While the president’s national security adviser does not require Senate confirmation, Gordon-Hagerty was the only person on the list of five candidates to get it during the Trump administration. The Senate in February 2018 unanimously confirmed Gordon-Hagerty, just two months after Trump nominated her to lead the semiautonomous Department of Energy branch that maintains and modernizes U.S. nuclear weapons. That made her’s the second-fastest trip through the Senate of any NNSA administrator since Congress created the agency in 2000.
Bolton left his post Sept. 10 over policy differences with Trump. The president said he asked for Bolton’s resignation, while Bolton said he offered his resignation unsolicited.
Trump on Tuesday shared the short list to reporters travelling with him on Air Force One. Along with Gordon-Hagerty and O’Brien, the other candidates were: Fred Fleitz, a former CIA analyst who served as Trump’s National Security Council chief of staff in 2018; Keith Kellogg, current national security adviser to Vice President Mike Pence; and Rick Waddell, assistant to the chairman of the Joint Chiefs of Staff and a former deputy national security adviser to Trump in 2017-2018.
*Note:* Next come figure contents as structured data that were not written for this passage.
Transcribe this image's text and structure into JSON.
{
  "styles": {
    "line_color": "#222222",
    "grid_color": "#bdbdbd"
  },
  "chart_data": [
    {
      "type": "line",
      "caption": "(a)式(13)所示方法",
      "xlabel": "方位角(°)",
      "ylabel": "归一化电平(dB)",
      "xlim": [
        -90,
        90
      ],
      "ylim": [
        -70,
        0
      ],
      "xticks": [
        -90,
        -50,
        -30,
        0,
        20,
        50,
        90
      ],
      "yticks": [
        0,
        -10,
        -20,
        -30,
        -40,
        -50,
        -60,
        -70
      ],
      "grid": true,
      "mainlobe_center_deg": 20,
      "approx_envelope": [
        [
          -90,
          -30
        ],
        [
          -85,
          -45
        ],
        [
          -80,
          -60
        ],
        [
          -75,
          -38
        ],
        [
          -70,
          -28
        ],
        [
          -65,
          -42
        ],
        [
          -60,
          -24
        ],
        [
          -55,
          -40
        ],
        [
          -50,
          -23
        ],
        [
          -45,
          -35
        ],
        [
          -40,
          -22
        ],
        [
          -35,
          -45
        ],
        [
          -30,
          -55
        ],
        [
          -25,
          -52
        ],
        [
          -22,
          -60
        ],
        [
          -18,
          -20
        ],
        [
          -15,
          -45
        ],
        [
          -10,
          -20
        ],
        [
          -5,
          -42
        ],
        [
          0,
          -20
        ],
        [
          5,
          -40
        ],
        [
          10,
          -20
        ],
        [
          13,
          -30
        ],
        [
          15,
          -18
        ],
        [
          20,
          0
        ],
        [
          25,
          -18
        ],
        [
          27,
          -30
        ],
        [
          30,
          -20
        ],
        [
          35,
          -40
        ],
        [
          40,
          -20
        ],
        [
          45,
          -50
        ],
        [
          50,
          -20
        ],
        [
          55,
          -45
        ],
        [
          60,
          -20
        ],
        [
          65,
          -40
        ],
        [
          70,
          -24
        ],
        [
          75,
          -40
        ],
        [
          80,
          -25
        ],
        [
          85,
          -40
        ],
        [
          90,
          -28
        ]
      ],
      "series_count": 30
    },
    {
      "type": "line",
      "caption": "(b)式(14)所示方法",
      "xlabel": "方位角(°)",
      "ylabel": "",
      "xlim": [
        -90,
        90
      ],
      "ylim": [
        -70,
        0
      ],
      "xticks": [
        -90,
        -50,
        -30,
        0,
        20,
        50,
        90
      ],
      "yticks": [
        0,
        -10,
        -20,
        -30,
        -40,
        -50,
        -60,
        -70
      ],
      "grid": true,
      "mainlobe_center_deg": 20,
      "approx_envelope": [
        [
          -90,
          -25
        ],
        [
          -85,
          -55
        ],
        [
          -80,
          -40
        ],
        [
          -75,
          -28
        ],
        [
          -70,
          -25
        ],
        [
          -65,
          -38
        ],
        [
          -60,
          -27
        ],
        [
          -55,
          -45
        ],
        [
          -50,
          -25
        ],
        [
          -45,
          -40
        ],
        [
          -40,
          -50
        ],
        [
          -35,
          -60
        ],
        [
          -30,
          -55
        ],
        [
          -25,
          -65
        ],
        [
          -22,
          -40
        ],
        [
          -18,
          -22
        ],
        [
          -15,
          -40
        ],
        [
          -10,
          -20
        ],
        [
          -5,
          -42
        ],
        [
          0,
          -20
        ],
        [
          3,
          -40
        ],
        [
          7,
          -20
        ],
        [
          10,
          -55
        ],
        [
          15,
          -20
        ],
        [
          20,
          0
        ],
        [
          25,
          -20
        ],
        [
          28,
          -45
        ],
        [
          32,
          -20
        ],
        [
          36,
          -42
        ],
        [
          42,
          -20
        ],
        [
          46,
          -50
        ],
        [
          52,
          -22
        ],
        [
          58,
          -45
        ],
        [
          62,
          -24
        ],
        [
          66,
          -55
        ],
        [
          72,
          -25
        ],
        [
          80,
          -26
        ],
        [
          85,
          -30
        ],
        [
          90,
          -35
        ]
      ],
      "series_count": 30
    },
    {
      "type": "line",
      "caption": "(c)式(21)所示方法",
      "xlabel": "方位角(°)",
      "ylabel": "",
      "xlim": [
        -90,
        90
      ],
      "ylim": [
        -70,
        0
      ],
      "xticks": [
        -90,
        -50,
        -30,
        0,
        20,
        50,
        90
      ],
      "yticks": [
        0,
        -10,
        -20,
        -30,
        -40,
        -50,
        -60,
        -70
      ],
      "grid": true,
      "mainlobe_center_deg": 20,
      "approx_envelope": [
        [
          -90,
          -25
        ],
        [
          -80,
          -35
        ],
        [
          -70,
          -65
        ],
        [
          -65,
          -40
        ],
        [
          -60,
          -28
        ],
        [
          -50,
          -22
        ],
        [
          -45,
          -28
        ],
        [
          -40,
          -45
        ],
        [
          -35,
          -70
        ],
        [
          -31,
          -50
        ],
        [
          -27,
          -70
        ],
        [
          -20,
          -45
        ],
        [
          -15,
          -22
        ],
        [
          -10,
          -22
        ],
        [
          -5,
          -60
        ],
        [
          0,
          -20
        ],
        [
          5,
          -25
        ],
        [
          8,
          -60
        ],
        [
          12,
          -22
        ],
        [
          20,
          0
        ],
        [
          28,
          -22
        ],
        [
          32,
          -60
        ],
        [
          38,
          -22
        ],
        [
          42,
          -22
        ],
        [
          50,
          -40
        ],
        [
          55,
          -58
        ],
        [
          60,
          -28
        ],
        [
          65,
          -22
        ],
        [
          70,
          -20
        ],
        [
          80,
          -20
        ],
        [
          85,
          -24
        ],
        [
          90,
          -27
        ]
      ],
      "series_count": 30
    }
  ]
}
Like most of the other people on Trump’s short list, Gordon-Hagerty has prior experience on the National Security Council — in years on the job, more than the other candidates. For a combined five years during the Bill Clinton and George W. Bush administrations, Gordon-Hagerty was the National Security Council’s (NSC) director for combating terrorism.
Editor’s note: Sept. 18, 2019, 1:30 p.m. Eastern: the story was corrected to show that the Senate confirmed Gordon-Hagerty in 2018.